James Webb : "C'est une chance de faire partie des premiers à utiliser ce télescope"

Après 30 ans d'attente, le James Webb Space Telescope, le plus grand et le plus puissant engin d'observation jamais lancé dans l'espace doit être envoyé en orbite le 24 décembre. Chercheur à Toulouse au sein de l'Irap (Institut de recherche en astrophysique et planétologie), Olivier Berné fera partie des premiers scientifiques au monde à utiliser le télescope pour observer Orion et mieux comprendre la naissance de notre système solaire.
(Crédits : Maylis Collet // NASA)

LA TRIBUNE - En quoi le James Webb Space Telescope bat tous les records et comment va-t-il aider les scientifiques à réaliser de grands progrès d'observation ?
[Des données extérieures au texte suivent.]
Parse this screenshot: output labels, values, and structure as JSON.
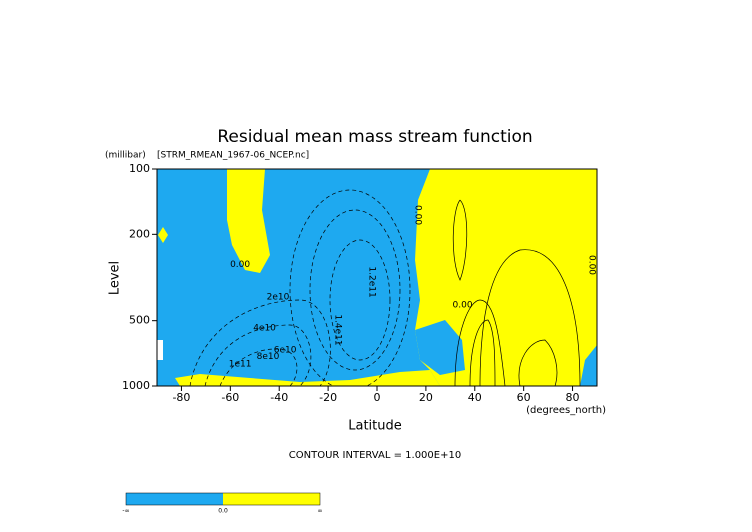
{
  "chart_data": {
    "type": "contour",
    "title": "Residual mean mass stream function",
    "dataset": "[STRM_RMEAN_1967-06_NCEP.nc]",
    "xlabel": "Latitude",
    "ylabel": "Level",
    "x_units": "(degrees_north)",
    "y_units": "(millibar)",
    "xlim": [
      -90,
      90
    ],
    "ylim": [
      1000,
      100
    ],
    "yscale": "log",
    "xticks": [
      -80,
      -60,
      -40,
      -20,
      0,
      20,
      40,
      60,
      80
    ],
    "yticks": [
      100,
      200,
      500,
      1000
    ],
    "contour_interval": "CONTOUR INTERVAL = 1.000E+10",
    "contour_labels": [
      {
        "text": "0.00",
        "lat": -56,
        "level": 275
      },
      {
        "text": "2e10",
        "lat": -40.5,
        "level": 389
      },
      {
        "text": "4e10",
        "lat": -46,
        "level": 541
      },
      {
        "text": "6e10",
        "lat": -37.6,
        "level": 683
      },
      {
        "text": "8e10",
        "lat": -44.6,
        "level": 730
      },
      {
        "text": "1e11",
        "lat": -56,
        "level": 792
      },
      {
        "text": "0.00",
        "lat": 16.8,
        "level": 163
      },
      {
        "text": "1.2e11",
        "lat": -2,
        "level": 332
      },
      {
        "text": "1.4e11",
        "lat": -16,
        "level": 552
      },
      {
        "text": "0.00",
        "lat": 35,
        "level": 423
      },
      {
        "text": "0.00",
        "lat": 88,
        "level": 277
      }
    ],
    "colorbar": {
      "colors": [
        "#1ea9f0",
        "#ffff00"
      ],
      "labels": [
        "-∞",
        "0.0",
        "∞"
      ]
    }
  }
}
OLIVIER BERNE - C'est tout simplement le plus grand télescope jamais envoyé dans l'espace. Il fait 6,5 mètres de diamètre quand le télescope précédent Hubble dépassait à peine les deux mètres. Et puis, il y a aussi tous les verrous technologiques levés en misant sur un télescope pliable et qui va se déplier une fois dans l'espace (son miroir principal est composé de 18 structures hexagonales, ndlr). Cette technologie n'a jamais été utilisée jusqu'à présent dans le spatial. Les écrans solaires qui se déploient, c'est également complètement inédit. Au-delà du défi technologique, les performances scientifiques vont être grandement améliorées. Le James Webb Space Telescope fait gagner des facteurs 10 à 100 en termes de sensibilité ou de finesse des détails observables.

james webb

Le miroir principal du télescope James Webb est composé de 18 structures hexagonales pliées pour le décollage et qui vont se déplier une fois en orbite (Crédits : Nasa).
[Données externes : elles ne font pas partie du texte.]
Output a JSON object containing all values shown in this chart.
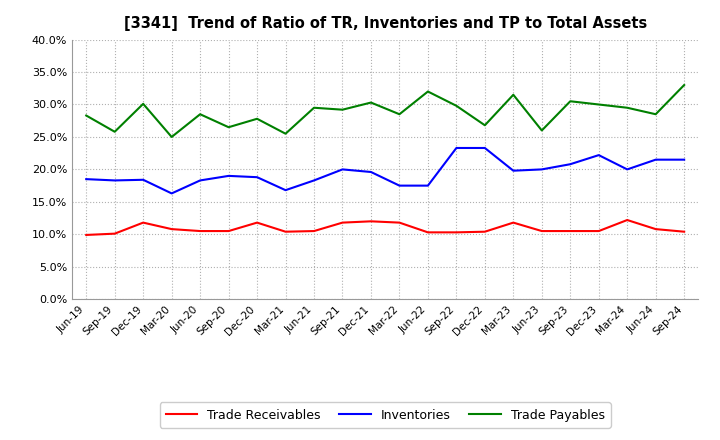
{
  "title": "[3341]  Trend of Ratio of TR, Inventories and TP to Total Assets",
  "x_labels": [
    "Jun-19",
    "Sep-19",
    "Dec-19",
    "Mar-20",
    "Jun-20",
    "Sep-20",
    "Dec-20",
    "Mar-21",
    "Jun-21",
    "Sep-21",
    "Dec-21",
    "Mar-22",
    "Jun-22",
    "Sep-22",
    "Dec-22",
    "Mar-23",
    "Jun-23",
    "Sep-23",
    "Dec-23",
    "Mar-24",
    "Jun-24",
    "Sep-24"
  ],
  "trade_receivables": [
    0.099,
    0.101,
    0.118,
    0.108,
    0.105,
    0.105,
    0.118,
    0.104,
    0.105,
    0.118,
    0.12,
    0.118,
    0.103,
    0.103,
    0.104,
    0.118,
    0.105,
    0.105,
    0.105,
    0.122,
    0.108,
    0.104
  ],
  "inventories": [
    0.185,
    0.183,
    0.184,
    0.163,
    0.183,
    0.19,
    0.188,
    0.168,
    0.183,
    0.2,
    0.196,
    0.175,
    0.175,
    0.233,
    0.233,
    0.198,
    0.2,
    0.208,
    0.222,
    0.2,
    0.215,
    0.215
  ],
  "trade_payables": [
    0.283,
    0.258,
    0.301,
    0.25,
    0.285,
    0.265,
    0.278,
    0.255,
    0.295,
    0.292,
    0.303,
    0.285,
    0.32,
    0.298,
    0.268,
    0.315,
    0.26,
    0.305,
    0.3,
    0.295,
    0.285,
    0.33
  ],
  "tr_color": "#ff0000",
  "inv_color": "#0000ff",
  "tp_color": "#008000",
  "ylim": [
    0.0,
    0.4
  ],
  "yticks": [
    0.0,
    0.05,
    0.1,
    0.15,
    0.2,
    0.25,
    0.3,
    0.35,
    0.4
  ],
  "legend_labels": [
    "Trade Receivables",
    "Inventories",
    "Trade Payables"
  ],
  "background_color": "#ffffff",
  "grid_color": "#b0b0b0"
}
Vous avez parlé du défi technologique que représente le James Webb Space avec aussi le risque que le télescope ne fonctionne pas une fois déplié...

Pour faire de grandes découvertes, il faut prendre des risques. Et cette mission prend des risques, c'est clair. Quand j'ai commencé ma carrière dans le spatial, on me disait que dans une mission spatiale, il fallait le moins de mécanismes possible pour que tout soit immobile. Tout ce qui bouge est un problème pour une mission spatiale parce que cela risque de se bloquer. D'autant plus qu'il ne sera pas possible de venir réparer le télescope spatial James Webb comme cela avait été le cas pour Hubble car l'instrument sera placé sur une orbite autour du Soleil et derrière la Lune. Ces centaines de mécanismes créent autant de risques de blocage. Durant la phase de déploiement, qui va durer environ deux semaines, nous allons vraiment frissonner en suivant les différentes étapes du dépliage du télescope. Cela va être un moment intense. Mais même si c'est la première fois qu'un instrument pareil est créé, cette mission fait appel aux meilleures équipes scientifiques au monde en Europe et aux États-Unis. 
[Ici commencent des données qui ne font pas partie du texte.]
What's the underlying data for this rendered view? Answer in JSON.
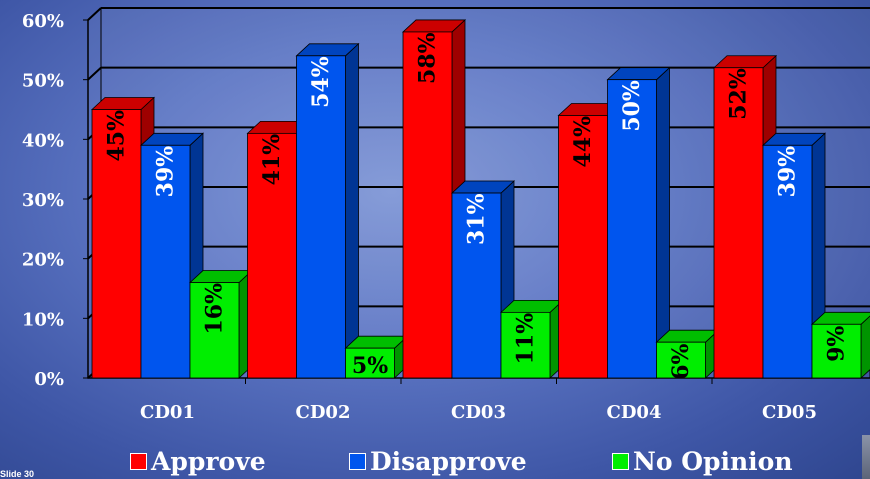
{
  "chart_data": {
    "type": "bar",
    "categories": [
      "CD01",
      "CD02",
      "CD03",
      "CD04",
      "CD05"
    ],
    "series": [
      {
        "name": "Approve",
        "values": [
          45,
          41,
          58,
          44,
          52
        ],
        "labels": [
          "45%",
          "41%",
          "58%",
          "44%",
          "52%"
        ],
        "color": "#ff0000"
      },
      {
        "name": "Disapprove",
        "values": [
          39,
          54,
          31,
          50,
          39
        ],
        "labels": [
          "39%",
          "54%",
          "31%",
          "50%",
          "39%"
        ],
        "color": "#0055ee"
      },
      {
        "name": "No Opinion",
        "values": [
          16,
          5,
          11,
          6,
          9
        ],
        "labels": [
          "16%",
          "5%",
          "11%",
          "6%",
          "9%"
        ],
        "color": "#00ee00"
      }
    ],
    "ylim": [
      0,
      60
    ],
    "yticks": [
      "0%",
      "10%",
      "20%",
      "30%",
      "40%",
      "50%",
      "60%"
    ],
    "grid": true,
    "legend_position": "bottom"
  },
  "slide_label": "Slide 30"
}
Comment vous êtes-vous retrouvé à coordonner l'un des premiers programmes d'observation à partir du James Webb Space Telescope ?

Cette mission a coûté très cher (pas loin de 10 milliards d'euros, ndlr). La Nasa et les autres grandes agences spatiales mondiales ont donc cherché à maximiser le retour scientifique. D'où l'idée de distribuer 500 heures d'observation à une dizaine de programmes scientifiques à travers le monde chargés de publier très vite et de manière publique des données sur l'observation de Jupiter, des galaxies très lointaines, des trous noirs, des exoplanètes, etc. Parmi les centaines d'équipes de chercheurs qui ont candidaté, 13 programmes de recherche ont été sélectionnés à travers le monde dont un seul en France que je coordonne avec Emilie Habart membre de l'institut d'astrophysique spatiale à Paris et Els Peeters de l'University of Western (Canada). C'est une très grande chance de pouvoir être les premiers à utiliser ce télescope.

Sur quoi vont porter vos recherches durant ce programme ?

Notre programme porte sur l'observation d'Orion, qui est une pouponnière d'étoiles, autrement dit l'endroit où se forment des étoiles et des planètes. C'est un environnement qui ressemble beaucoup au berceau de notre système solaire. Observer cette pouponnière d'étoiles sur Orion permet de remonter dans le temps et d'essayer de comprendre quelle était la nature, la composition de la matière au moment de la formation du système solaire, d'essayer de comprendre nos origines et aussi de contribuer à la compréhension des premières étapes qui mènent à l'apparition de la vie. Nous ne savons pas grand chose de cette période, seulement que les étoiles forment des éléments d'atomes dont nous sommes constitués. Mais nous ne comprenons pas encore bien toutes les étapes qui ont conduit cette matière inerte à se transformer en vie. Cette étape est-elle survenue sur Terre ou depuis l'espace ? C'est à ce genre de questions que nous allons essayer de répondre.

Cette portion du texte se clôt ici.